After the recent Italian elections that saw a victory of conservative, populist and potentially antidemocratic powers, Italian novelist Sandro Veronesi wrote in La Stampa something that clearly opens up opportunities for design. He ascribes the current failure of progressive forces to having missed the promise of happiness. What he argues is that the political discourse is still hinged on outdated industrial paradigms: politics has failed to detach itself from the old and unfit idea that work produces wealth and therefore workers need to be protected as if they were clients.
From a design perspective, Veronesi’s analysis inspires immense opportunities for cultural and creative forces to support a transition from a production and consumption-based paradigm to a value-creating paradigm, where value is not just financial. While neoliberal and conservative powers have focused on how to “share the cake”, progressive forces, suggests Veronesi, “should think about how to make the cake. So, the topics to tackle should not concern work in a traditional sense, but rather address the fact that we will be less rich, we will have to consume less, and that consuming less does not mean being poorer. Happiness is a good means of compensation.”
Design can be a driver in this transition; it requires an openness to uncertainty and the courage of brave experimentation. Design-infused processes fuelled by the imaginative power of the cultural and creative sector can create new practices in the tension between heritage and plausible, desirable futures. Design can tackle how to make our lives meaningful through reciprocal care, mutual noticing, the ability of making kin, and taking response-ability. It can support us in creating beauty together, it can enhance how we relate, respect, and regenerate other lives on the planet.
To make this happen, new competences, especially skills and attitudes, need to mature, to ensure that explorative prototyping practices are embedded in innovation processes at the cross-section of multiple societal sectors. There is an increasing general awareness regarding the need for these competences. This is becoming apparent through the emergence of initiatives like the new European Knowledge and Innovation Community, EIT Culture and Creativity, or the New European Bauhaus movement. A design-infused ecology that deals with the topic of cross-sectoral integration through creativity has also been formed, named d.centre|EU. This initiative was initiated by RISE, the Swedish Research Institute and the Eindhoven University of Technology, but a number of European partners already gravitate around it to train their systemic sensitivity and integrate different perspectives on how to contribute to societal change.

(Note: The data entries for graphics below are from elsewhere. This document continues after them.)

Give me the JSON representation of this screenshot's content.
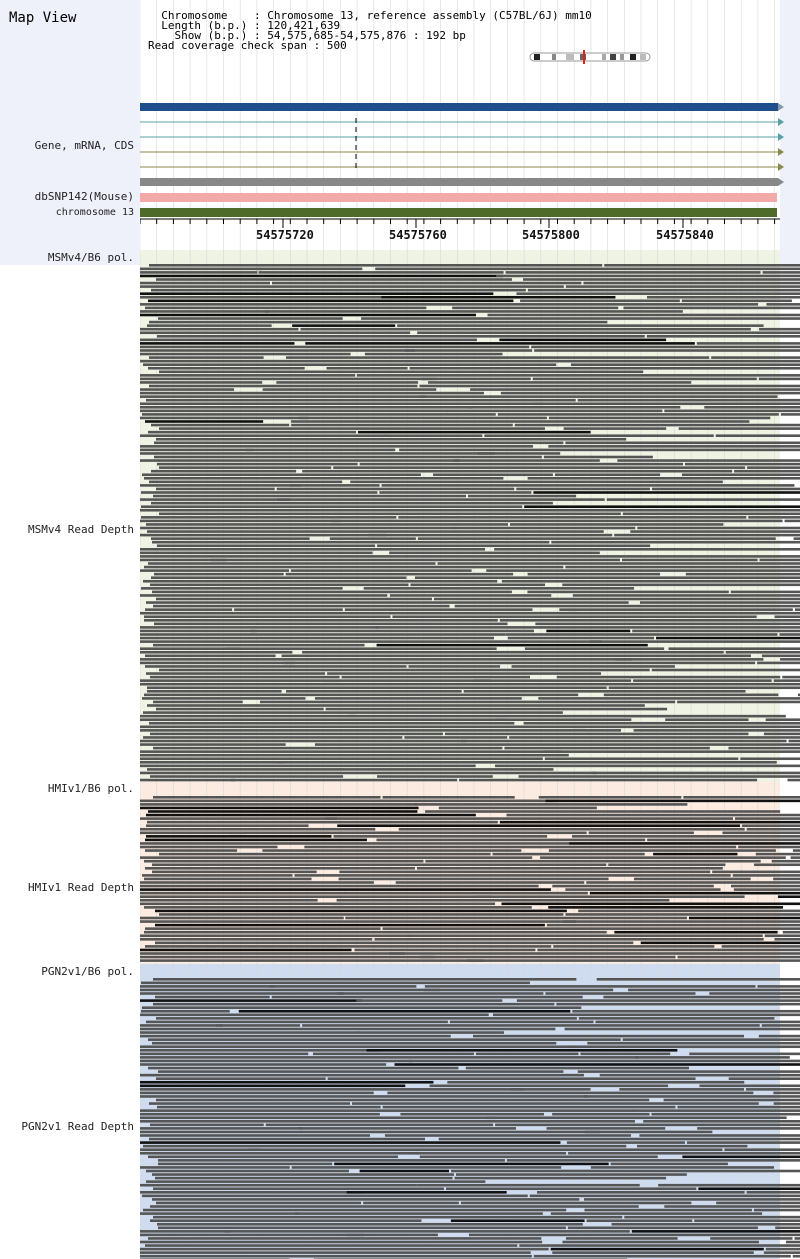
{
  "title": "Map View",
  "info": {
    "chromosome_key": "Chromosome",
    "chromosome_val": "Chromosome 13, reference assembly (C57BL/6J) mm10",
    "length_key": "Length (b.p.)",
    "length_val": "120,421,639",
    "show_key": "Show (b.p.)",
    "show_val": "54,575,685-54,575,876 : 192 bp",
    "coverage_key": "Read coverage check span",
    "coverage_val": "500"
  },
  "tracks": {
    "gene": "Gene, mRNA, CDS",
    "snp": "dbSNP142(Mouse)",
    "chromosome": "chromosome 13"
  },
  "ruler": {
    "ticks": [
      "54575720",
      "54575760",
      "54575800",
      "54575840"
    ]
  },
  "sections": [
    {
      "pol_label": "MSMv4/B6 pol.",
      "depth_label": "MSMv4 Read Depth",
      "color": "#eef3e4"
    },
    {
      "pol_label": "HMIv1/B6 pol.",
      "depth_label": "HMIv1 Read Depth",
      "color": "#fcebe0"
    },
    {
      "pol_label": "PGN2v1/B6 pol.",
      "depth_label": "PGN2v1 Read Depth",
      "color": "#cfdcef"
    }
  ],
  "colors": {
    "gene_bar": "#1f4e8c",
    "mrna_line": "#5aa0a8",
    "cds_line": "#8a8a4a",
    "snp_bar": "#f4a9a9",
    "chromosome_bar": "#4f6b2a",
    "read": "#555555",
    "read_dark": "#111111"
  }
}
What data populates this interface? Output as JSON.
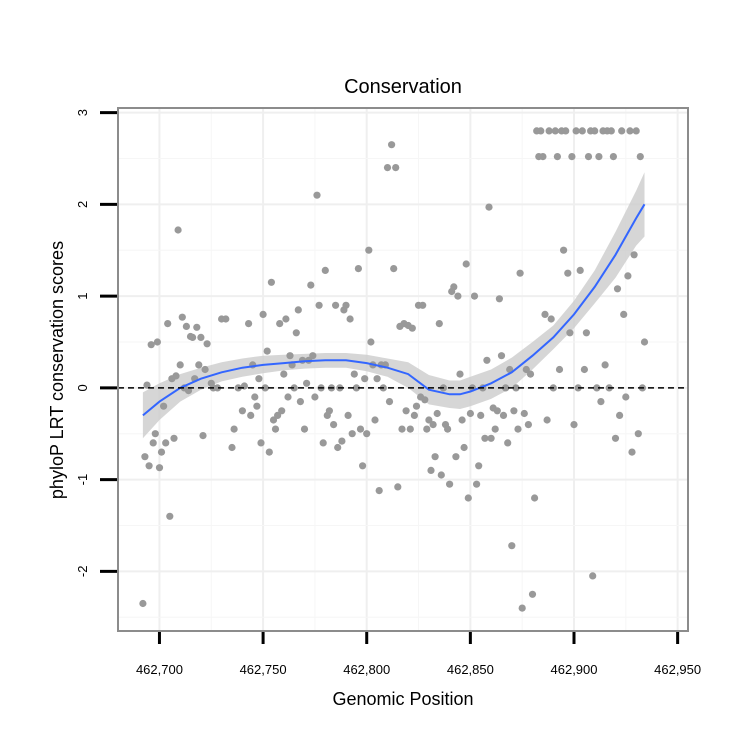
{
  "chart_data": {
    "type": "scatter",
    "title": "Conservation",
    "xlabel": "Genomic Position",
    "ylabel": "phyloP LRT conservation scores",
    "xlim": [
      462680,
      462955
    ],
    "ylim": [
      -2.65,
      3.05
    ],
    "x_ticks": [
      462700,
      462750,
      462800,
      462850,
      462900,
      462950
    ],
    "x_tick_labels": [
      "462,700",
      "462,750",
      "462,800",
      "462,850",
      "462,900",
      "462,950"
    ],
    "y_ticks": [
      -2,
      -1,
      0,
      1,
      2,
      3
    ],
    "y_tick_labels": [
      "-2",
      "-1",
      "0",
      "1",
      "2",
      "3"
    ],
    "grid": true,
    "reference_line": {
      "y": 0,
      "style": "dashed",
      "color": "#000000"
    },
    "colors": {
      "points": "#999999",
      "smooth": "#3366ff",
      "ribbon": "#cccccc",
      "border": "#8c8c8c"
    },
    "points": [
      [
        462692,
        -2.35
      ],
      [
        462693,
        -0.75
      ],
      [
        462694,
        0.03
      ],
      [
        462695,
        -0.85
      ],
      [
        462696,
        0.47
      ],
      [
        462697,
        -0.6
      ],
      [
        462698,
        -0.5
      ],
      [
        462699,
        0.5
      ],
      [
        462700,
        -0.87
      ],
      [
        462701,
        -0.7
      ],
      [
        462702,
        -0.2
      ],
      [
        462703,
        -0.6
      ],
      [
        462704,
        0.7
      ],
      [
        462705,
        -1.4
      ],
      [
        462706,
        0.1
      ],
      [
        462707,
        -0.55
      ],
      [
        462708,
        0.13
      ],
      [
        462709,
        1.72
      ],
      [
        462710,
        0.25
      ],
      [
        462711,
        0.77
      ],
      [
        462712,
        0.0
      ],
      [
        462713,
        0.67
      ],
      [
        462714,
        -0.03
      ],
      [
        462715,
        0.56
      ],
      [
        462716,
        0.55
      ],
      [
        462717,
        0.1
      ],
      [
        462718,
        0.66
      ],
      [
        462719,
        0.25
      ],
      [
        462720,
        0.55
      ],
      [
        462721,
        -0.52
      ],
      [
        462722,
        0.2
      ],
      [
        462723,
        0.48
      ],
      [
        462725,
        0.05
      ],
      [
        462726,
        0.0
      ],
      [
        462728,
        0.0
      ],
      [
        462730,
        0.75
      ],
      [
        462732,
        0.75
      ],
      [
        462735,
        -0.65
      ],
      [
        462736,
        -0.45
      ],
      [
        462738,
        0.0
      ],
      [
        462740,
        -0.25
      ],
      [
        462741,
        0.02
      ],
      [
        462743,
        0.7
      ],
      [
        462744,
        -0.3
      ],
      [
        462745,
        0.25
      ],
      [
        462746,
        -0.1
      ],
      [
        462747,
        -0.2
      ],
      [
        462748,
        0.1
      ],
      [
        462749,
        -0.6
      ],
      [
        462750,
        0.8
      ],
      [
        462751,
        0.0
      ],
      [
        462752,
        0.4
      ],
      [
        462753,
        -0.7
      ],
      [
        462754,
        1.15
      ],
      [
        462755,
        -0.35
      ],
      [
        462756,
        -0.45
      ],
      [
        462757,
        -0.3
      ],
      [
        462758,
        0.7
      ],
      [
        462759,
        -0.25
      ],
      [
        462760,
        0.15
      ],
      [
        462761,
        0.75
      ],
      [
        462762,
        -0.1
      ],
      [
        462763,
        0.35
      ],
      [
        462764,
        0.25
      ],
      [
        462765,
        0.0
      ],
      [
        462766,
        0.6
      ],
      [
        462767,
        0.85
      ],
      [
        462768,
        -0.15
      ],
      [
        462769,
        0.3
      ],
      [
        462770,
        -0.45
      ],
      [
        462771,
        0.05
      ],
      [
        462772,
        0.3
      ],
      [
        462773,
        1.12
      ],
      [
        462774,
        0.35
      ],
      [
        462775,
        -0.1
      ],
      [
        462776,
        2.1
      ],
      [
        462777,
        0.9
      ],
      [
        462778,
        0.0
      ],
      [
        462779,
        -0.6
      ],
      [
        462780,
        1.28
      ],
      [
        462781,
        -0.3
      ],
      [
        462782,
        -0.25
      ],
      [
        462783,
        0.0
      ],
      [
        462784,
        -0.4
      ],
      [
        462785,
        0.9
      ],
      [
        462786,
        -0.65
      ],
      [
        462787,
        0.0
      ],
      [
        462788,
        -0.58
      ],
      [
        462789,
        0.85
      ],
      [
        462790,
        0.9
      ],
      [
        462791,
        -0.3
      ],
      [
        462792,
        0.75
      ],
      [
        462793,
        -0.5
      ],
      [
        462794,
        0.15
      ],
      [
        462795,
        0.0
      ],
      [
        462796,
        1.3
      ],
      [
        462797,
        -0.45
      ],
      [
        462798,
        -0.85
      ],
      [
        462799,
        0.1
      ],
      [
        462800,
        -0.5
      ],
      [
        462801,
        1.5
      ],
      [
        462802,
        0.5
      ],
      [
        462803,
        0.25
      ],
      [
        462804,
        -0.35
      ],
      [
        462805,
        0.1
      ],
      [
        462806,
        -1.12
      ],
      [
        462807,
        0.25
      ],
      [
        462808,
        0.0
      ],
      [
        462809,
        0.25
      ],
      [
        462810,
        2.4
      ],
      [
        462811,
        -0.15
      ],
      [
        462812,
        2.65
      ],
      [
        462813,
        1.3
      ],
      [
        462814,
        2.4
      ],
      [
        462815,
        -1.08
      ],
      [
        462816,
        0.67
      ],
      [
        462817,
        -0.45
      ],
      [
        462818,
        0.7
      ],
      [
        462819,
        -0.25
      ],
      [
        462820,
        0.68
      ],
      [
        462821,
        -0.45
      ],
      [
        462822,
        0.65
      ],
      [
        462823,
        -0.3
      ],
      [
        462824,
        -0.2
      ],
      [
        462825,
        0.9
      ],
      [
        462826,
        -0.1
      ],
      [
        462827,
        0.9
      ],
      [
        462828,
        -0.13
      ],
      [
        462829,
        -0.45
      ],
      [
        462830,
        -0.35
      ],
      [
        462831,
        -0.9
      ],
      [
        462832,
        -0.4
      ],
      [
        462833,
        -0.75
      ],
      [
        462834,
        -0.28
      ],
      [
        462835,
        0.7
      ],
      [
        462836,
        -0.95
      ],
      [
        462837,
        0.0
      ],
      [
        462838,
        -0.4
      ],
      [
        462839,
        -0.45
      ],
      [
        462840,
        -1.05
      ],
      [
        462841,
        1.05
      ],
      [
        462842,
        1.1
      ],
      [
        462843,
        -0.75
      ],
      [
        462844,
        1.0
      ],
      [
        462845,
        0.15
      ],
      [
        462846,
        -0.35
      ],
      [
        462847,
        -0.65
      ],
      [
        462848,
        1.35
      ],
      [
        462849,
        -1.2
      ],
      [
        462850,
        -0.28
      ],
      [
        462851,
        0.0
      ],
      [
        462852,
        1.0
      ],
      [
        462853,
        -1.05
      ],
      [
        462854,
        -0.85
      ],
      [
        462855,
        -0.3
      ],
      [
        462856,
        0.0
      ],
      [
        462857,
        -0.55
      ],
      [
        462858,
        0.3
      ],
      [
        462859,
        1.97
      ],
      [
        462860,
        -0.55
      ],
      [
        462861,
        -0.22
      ],
      [
        462862,
        -0.45
      ],
      [
        462863,
        -0.25
      ],
      [
        462864,
        0.97
      ],
      [
        462865,
        0.35
      ],
      [
        462866,
        -0.3
      ],
      [
        462867,
        0.0
      ],
      [
        462868,
        -0.6
      ],
      [
        462869,
        0.2
      ],
      [
        462870,
        -1.72
      ],
      [
        462871,
        -0.25
      ],
      [
        462872,
        0.0
      ],
      [
        462873,
        -0.45
      ],
      [
        462874,
        1.25
      ],
      [
        462875,
        -2.4
      ],
      [
        462876,
        -0.28
      ],
      [
        462877,
        0.2
      ],
      [
        462878,
        -0.4
      ],
      [
        462879,
        0.15
      ],
      [
        462880,
        -2.25
      ],
      [
        462881,
        -1.2
      ],
      [
        462882,
        2.8
      ],
      [
        462883,
        2.52
      ],
      [
        462884,
        2.8
      ],
      [
        462885,
        2.52
      ],
      [
        462886,
        0.8
      ],
      [
        462887,
        -0.35
      ],
      [
        462888,
        2.8
      ],
      [
        462889,
        0.75
      ],
      [
        462890,
        0.0
      ],
      [
        462891,
        2.8
      ],
      [
        462892,
        2.52
      ],
      [
        462893,
        0.2
      ],
      [
        462894,
        2.8
      ],
      [
        462895,
        1.5
      ],
      [
        462896,
        2.8
      ],
      [
        462897,
        1.25
      ],
      [
        462898,
        0.6
      ],
      [
        462899,
        2.52
      ],
      [
        462900,
        -0.4
      ],
      [
        462901,
        2.8
      ],
      [
        462902,
        0.0
      ],
      [
        462903,
        1.28
      ],
      [
        462904,
        2.8
      ],
      [
        462905,
        0.2
      ],
      [
        462906,
        0.6
      ],
      [
        462907,
        2.52
      ],
      [
        462908,
        2.8
      ],
      [
        462909,
        -2.05
      ],
      [
        462910,
        2.8
      ],
      [
        462911,
        0.0
      ],
      [
        462912,
        2.52
      ],
      [
        462913,
        -0.15
      ],
      [
        462914,
        2.8
      ],
      [
        462915,
        0.25
      ],
      [
        462916,
        2.8
      ],
      [
        462917,
        0.0
      ],
      [
        462918,
        2.8
      ],
      [
        462919,
        2.52
      ],
      [
        462920,
        -0.55
      ],
      [
        462921,
        1.08
      ],
      [
        462922,
        -0.3
      ],
      [
        462923,
        2.8
      ],
      [
        462924,
        0.8
      ],
      [
        462925,
        -0.1
      ],
      [
        462926,
        1.22
      ],
      [
        462927,
        2.8
      ],
      [
        462928,
        -0.7
      ],
      [
        462929,
        1.45
      ],
      [
        462930,
        2.8
      ],
      [
        462931,
        -0.5
      ],
      [
        462932,
        2.52
      ],
      [
        462933,
        0.0
      ],
      [
        462934,
        0.5
      ]
    ],
    "smooth": {
      "x": [
        462692,
        462700,
        462710,
        462720,
        462730,
        462740,
        462750,
        462760,
        462770,
        462780,
        462790,
        462800,
        462810,
        462820,
        462830,
        462840,
        462845,
        462850,
        462860,
        462870,
        462880,
        462890,
        462900,
        462910,
        462920,
        462930,
        462934
      ],
      "y": [
        -0.3,
        -0.15,
        0.0,
        0.1,
        0.17,
        0.22,
        0.25,
        0.27,
        0.29,
        0.3,
        0.3,
        0.27,
        0.22,
        0.15,
        -0.02,
        -0.07,
        -0.07,
        -0.04,
        0.05,
        0.17,
        0.35,
        0.55,
        0.8,
        1.1,
        1.45,
        1.85,
        2.0
      ],
      "lower": [
        -0.55,
        -0.35,
        -0.15,
        -0.02,
        0.07,
        0.12,
        0.16,
        0.19,
        0.21,
        0.22,
        0.22,
        0.18,
        0.12,
        0.0,
        -0.18,
        -0.22,
        -0.23,
        -0.2,
        -0.12,
        0.0,
        0.2,
        0.42,
        0.65,
        0.92,
        1.2,
        1.55,
        1.65
      ],
      "upper": [
        -0.05,
        0.05,
        0.15,
        0.22,
        0.28,
        0.32,
        0.35,
        0.36,
        0.37,
        0.38,
        0.38,
        0.36,
        0.32,
        0.28,
        0.14,
        0.08,
        0.08,
        0.12,
        0.2,
        0.33,
        0.5,
        0.68,
        0.95,
        1.28,
        1.7,
        2.15,
        2.35
      ]
    }
  }
}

The interest that these initiatives generate shows there is an urgency among creative pathfinders of change across Europe to form communities of practice and transdisciplinary learning ecosystems that look into what kinds of frameworks, approaches, evaluation methods and vocabulary are needed to embed artistic, creative practices in existing systems and to transform these practices towards a horizon of collective, multispecies thriving.